Nightly News | December 26, 2011
LESTER HOLT, anchor: Now to a massive security breach at a security firm whose laundry list of big-name clients includes Apple and the US military . The hacking group known as Anonymous says it's stolen thousands of credit card numbers and other personal information belonging to the firm's clients, but instead of going on a buying binge, you might be surprised by what they've apparently done. We get the details from our justice correspondent Pete Williams .
PETE WILLIAMS reporting: The company called Stratfor based in Austin , Texas , helps clients shield themselves from risk. Tonight it's scrambling to protect itself. Its website now contains only a brief corporate understatement that it's, quote, undergoing maintenance. Hackers from the group Anonymous claim they stole thousands of credit card numbers and other personal information from the company and used it to make donations to charity. Some were corporate and government clients, but individual subscribers to Stratfor 's service were also among the victims, including this former employee of the Texas Department of Banking .

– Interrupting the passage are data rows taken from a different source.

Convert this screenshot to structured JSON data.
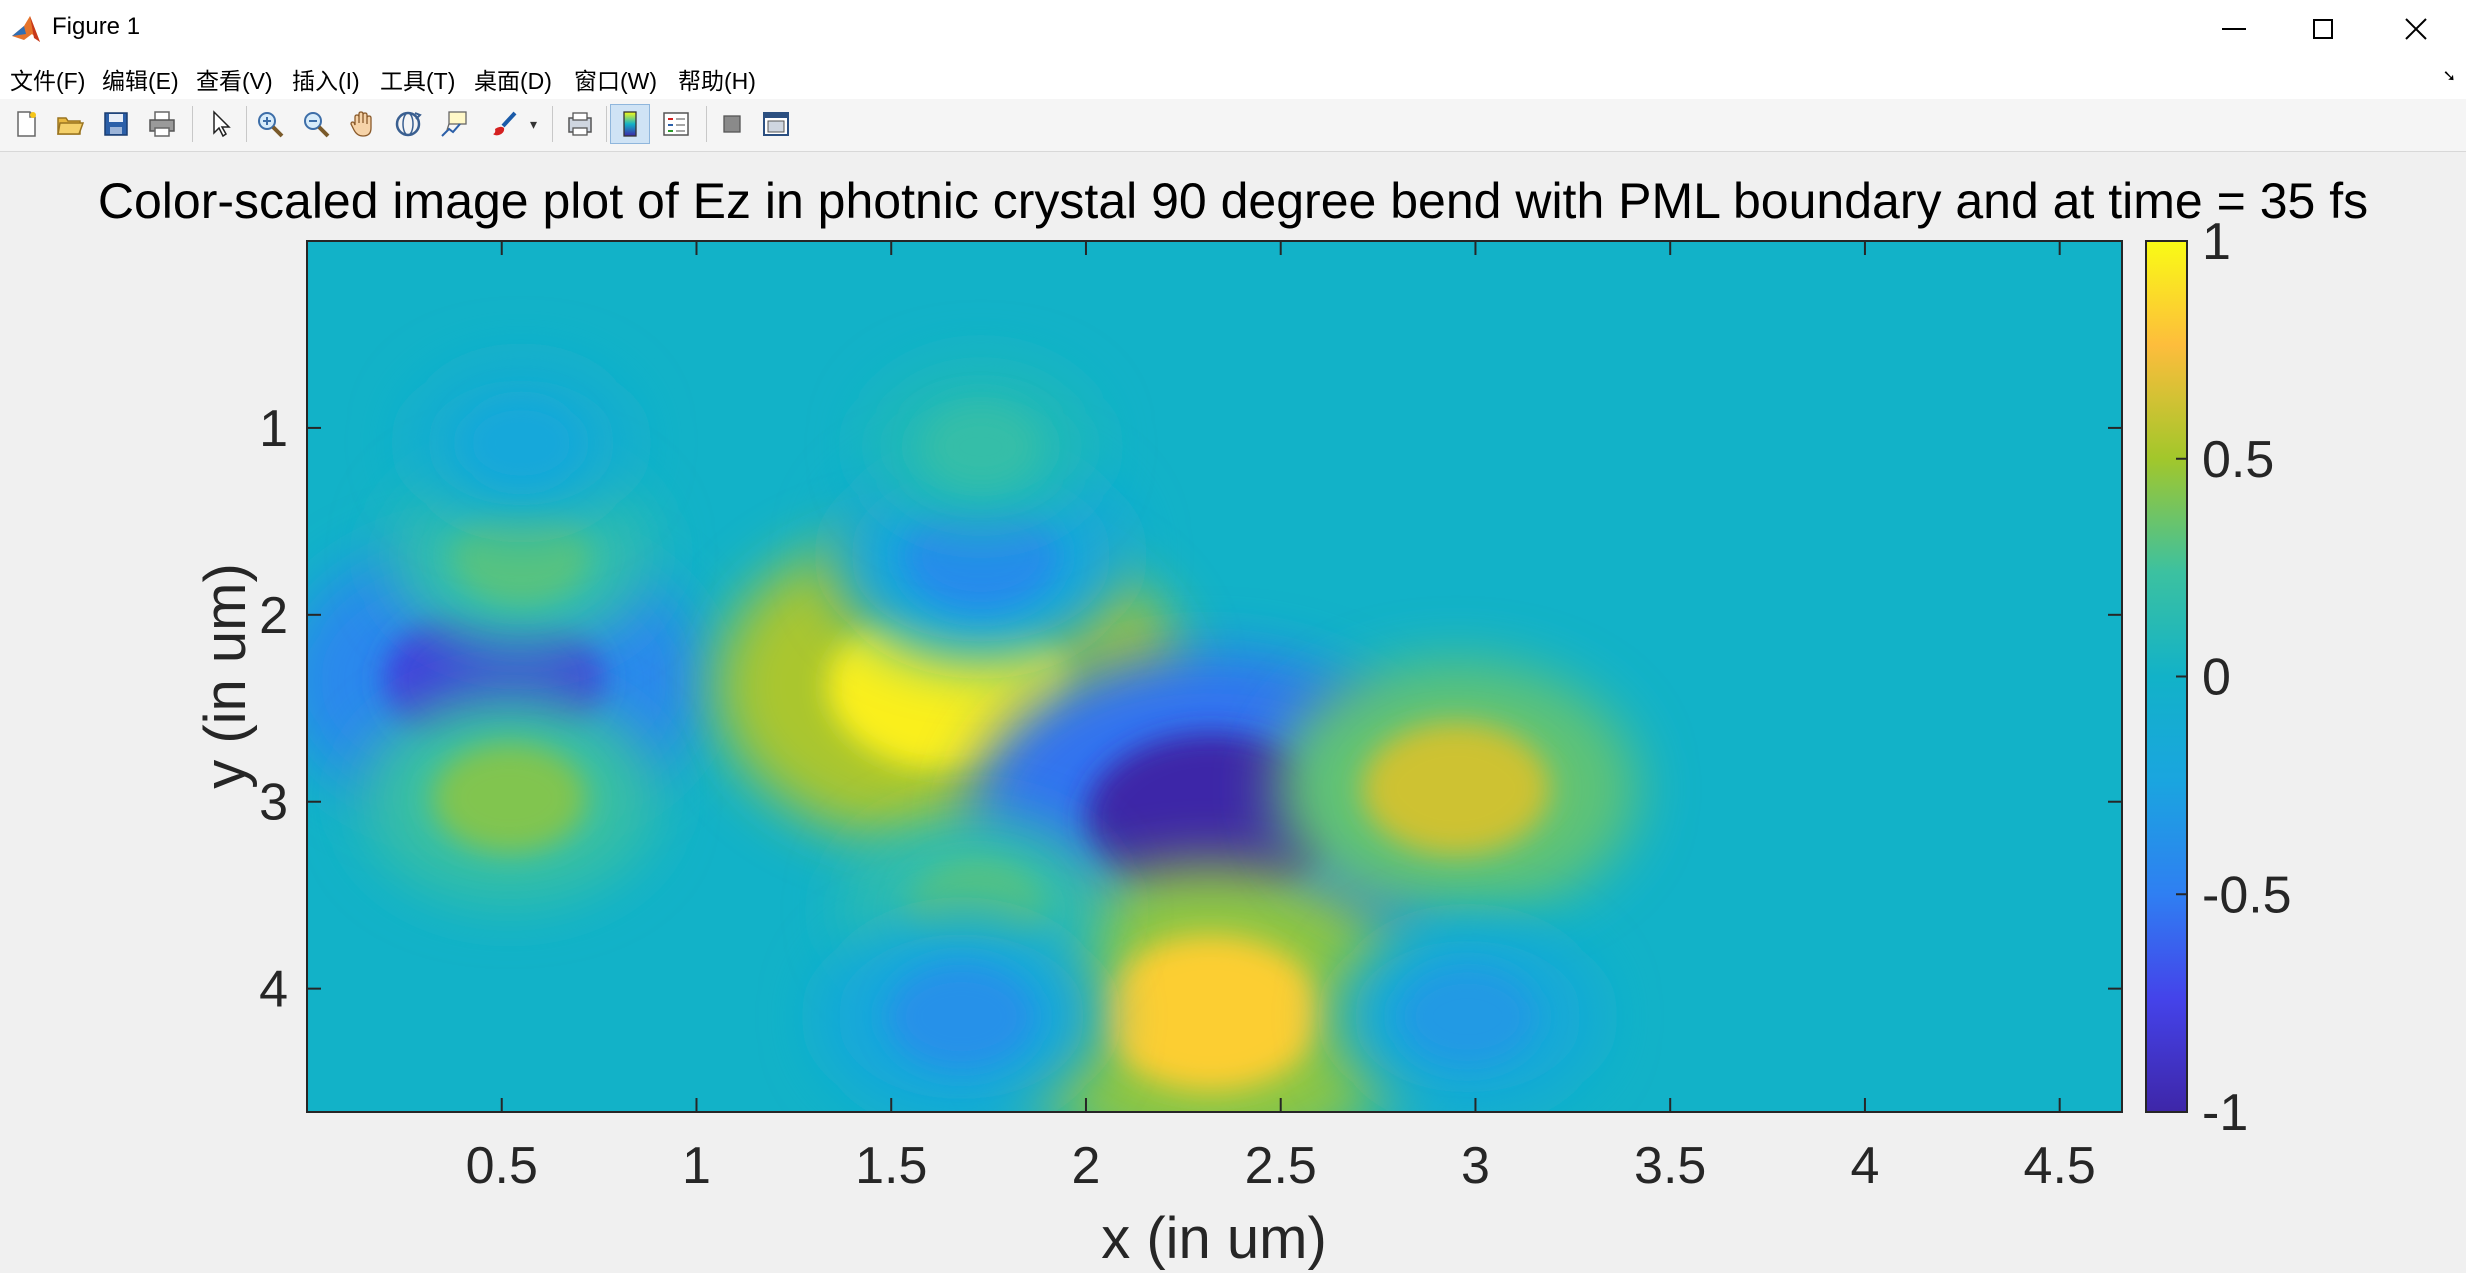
{
  "window": {
    "title": "Figure 1",
    "app_icon": "matlab-icon",
    "controls": [
      "minimize-icon",
      "maximize-icon",
      "close-icon"
    ]
  },
  "menu": {
    "items": [
      {
        "label": "文件(F)"
      },
      {
        "label": "编辑(E)"
      },
      {
        "label": "查看(V)"
      },
      {
        "label": "插入(I)"
      },
      {
        "label": "工具(T)"
      },
      {
        "label": "桌面(D)"
      },
      {
        "label": "窗口(W)"
      },
      {
        "label": "帮助(H)"
      }
    ]
  },
  "toolbar": {
    "buttons": [
      {
        "icon": "new-figure-icon"
      },
      {
        "icon": "open-file-icon"
      },
      {
        "icon": "save-icon"
      },
      {
        "icon": "print-icon"
      },
      {
        "icon": "pointer-icon"
      },
      {
        "icon": "zoom-in-icon"
      },
      {
        "icon": "zoom-out-icon"
      },
      {
        "icon": "pan-hand-icon"
      },
      {
        "icon": "rotate-3d-icon"
      },
      {
        "icon": "data-cursor-icon"
      },
      {
        "icon": "brush-icon"
      },
      {
        "icon": "link-plot-icon"
      },
      {
        "icon": "colorbar-icon",
        "active": true
      },
      {
        "icon": "legend-icon"
      },
      {
        "icon": "hide-plot-tools-icon"
      },
      {
        "icon": "show-plot-tools-icon"
      }
    ]
  },
  "chart_data": {
    "type": "heatmap",
    "title": "Color-scaled image plot of Ez in photnic crystal 90 degree bend with PML boundary and at time = 35 fs",
    "xlabel": "x (in um)",
    "ylabel": "y (in um)",
    "xlim": [
      0.0,
      4.66
    ],
    "ylim": [
      0.0,
      4.66
    ],
    "y_reversed": true,
    "x_ticks": [
      0.5,
      1,
      1.5,
      2,
      2.5,
      3,
      3.5,
      4,
      4.5
    ],
    "x_tick_labels": [
      "0.5",
      "1",
      "1.5",
      "2",
      "2.5",
      "3",
      "3.5",
      "4",
      "4.5"
    ],
    "y_ticks": [
      1,
      2,
      3,
      4
    ],
    "y_tick_labels": [
      "1",
      "2",
      "3",
      "4"
    ],
    "colormap": "parula",
    "clim": [
      -1,
      1
    ],
    "colorbar": {
      "ticks": [
        1,
        0.5,
        0,
        -0.5,
        -1
      ],
      "tick_labels": [
        "1",
        "0.5",
        "0",
        "-0.5",
        "-1"
      ]
    },
    "colors": {
      "min": "#3e26a8",
      "mid_low": "#2f7ff2",
      "zero": "#12b2c8",
      "mid_high": "#a2c72b",
      "max": "#f9fb15"
    },
    "features": [
      {
        "x": 0.48,
        "y": 2.35,
        "value": -0.8
      },
      {
        "x": 1.65,
        "y": 2.38,
        "value": 0.95
      },
      {
        "x": 2.32,
        "y": 3.1,
        "value": -1.0
      },
      {
        "x": 2.32,
        "y": 4.13,
        "value": 0.82
      },
      {
        "x": 2.95,
        "y": 2.93,
        "value": 0.62
      },
      {
        "x": 0.52,
        "y": 2.98,
        "value": 0.42
      },
      {
        "x": 0.55,
        "y": 1.68,
        "value": 0.32
      },
      {
        "x": 1.73,
        "y": 1.68,
        "value": -0.42
      },
      {
        "x": 1.72,
        "y": 3.58,
        "value": 0.32
      },
      {
        "x": 1.68,
        "y": 4.15,
        "value": -0.38
      },
      {
        "x": 2.98,
        "y": 4.15,
        "value": -0.32
      },
      {
        "x": 0.55,
        "y": 1.08,
        "value": -0.2
      },
      {
        "x": 1.73,
        "y": 1.1,
        "value": 0.2
      }
    ]
  }
}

Mr. ALLEN BARR (Hacking Victim): In this instance they're taking it from individuals who take -- you know, they could have ruined our Christmas . They could have ruined our lives.

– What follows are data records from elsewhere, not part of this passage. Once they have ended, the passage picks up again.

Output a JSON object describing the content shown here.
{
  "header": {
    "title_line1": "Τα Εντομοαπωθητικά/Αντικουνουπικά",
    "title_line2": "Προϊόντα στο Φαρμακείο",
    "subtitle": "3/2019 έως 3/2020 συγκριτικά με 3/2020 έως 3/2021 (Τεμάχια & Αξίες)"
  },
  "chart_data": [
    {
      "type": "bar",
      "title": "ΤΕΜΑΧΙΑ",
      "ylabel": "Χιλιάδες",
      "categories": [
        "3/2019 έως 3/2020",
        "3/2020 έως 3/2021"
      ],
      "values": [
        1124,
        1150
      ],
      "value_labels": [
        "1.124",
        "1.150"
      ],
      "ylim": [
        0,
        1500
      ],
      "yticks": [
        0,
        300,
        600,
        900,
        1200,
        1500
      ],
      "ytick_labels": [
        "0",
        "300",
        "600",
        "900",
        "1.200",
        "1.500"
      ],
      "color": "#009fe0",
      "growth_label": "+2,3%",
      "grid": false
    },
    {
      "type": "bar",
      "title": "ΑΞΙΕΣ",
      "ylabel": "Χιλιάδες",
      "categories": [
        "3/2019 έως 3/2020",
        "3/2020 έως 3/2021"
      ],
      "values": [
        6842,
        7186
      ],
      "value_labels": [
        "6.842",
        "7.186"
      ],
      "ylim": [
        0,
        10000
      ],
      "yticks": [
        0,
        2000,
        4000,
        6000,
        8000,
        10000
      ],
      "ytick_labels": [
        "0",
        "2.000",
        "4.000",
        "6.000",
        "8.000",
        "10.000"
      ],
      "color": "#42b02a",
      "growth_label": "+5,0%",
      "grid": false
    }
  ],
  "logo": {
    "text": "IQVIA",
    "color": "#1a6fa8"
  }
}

WILLIAMS: He says the hackers tried to steal $700 from his account, giving 200 of it as a donation to the Red Cross . In a widely circulated statement, the group says there's, quote, "plenty more havoc in store for the rest of the week" and calls for the release of Army Private Bradley Manning , accused of passing on thousands of classified government documents to WikiLeaks , the website that the hacker group Anonymous has sought to aid in the past.
Mr. EVAN KOHLMANN (NBC Terrorism Analyst): I think the lesson here is for companies that do have this kind of sensitive information, now is the time to secure it. It's no longer enough to simply say, 'Well, it might not happen.'
WILLIAMS: Tonight Stratfor says it's putting systems in place to prevent something like this from happening again. The hackers say the company should have stored the credit card numbers in encrypted files in the first place . Pete Williams , NBC News, Washington.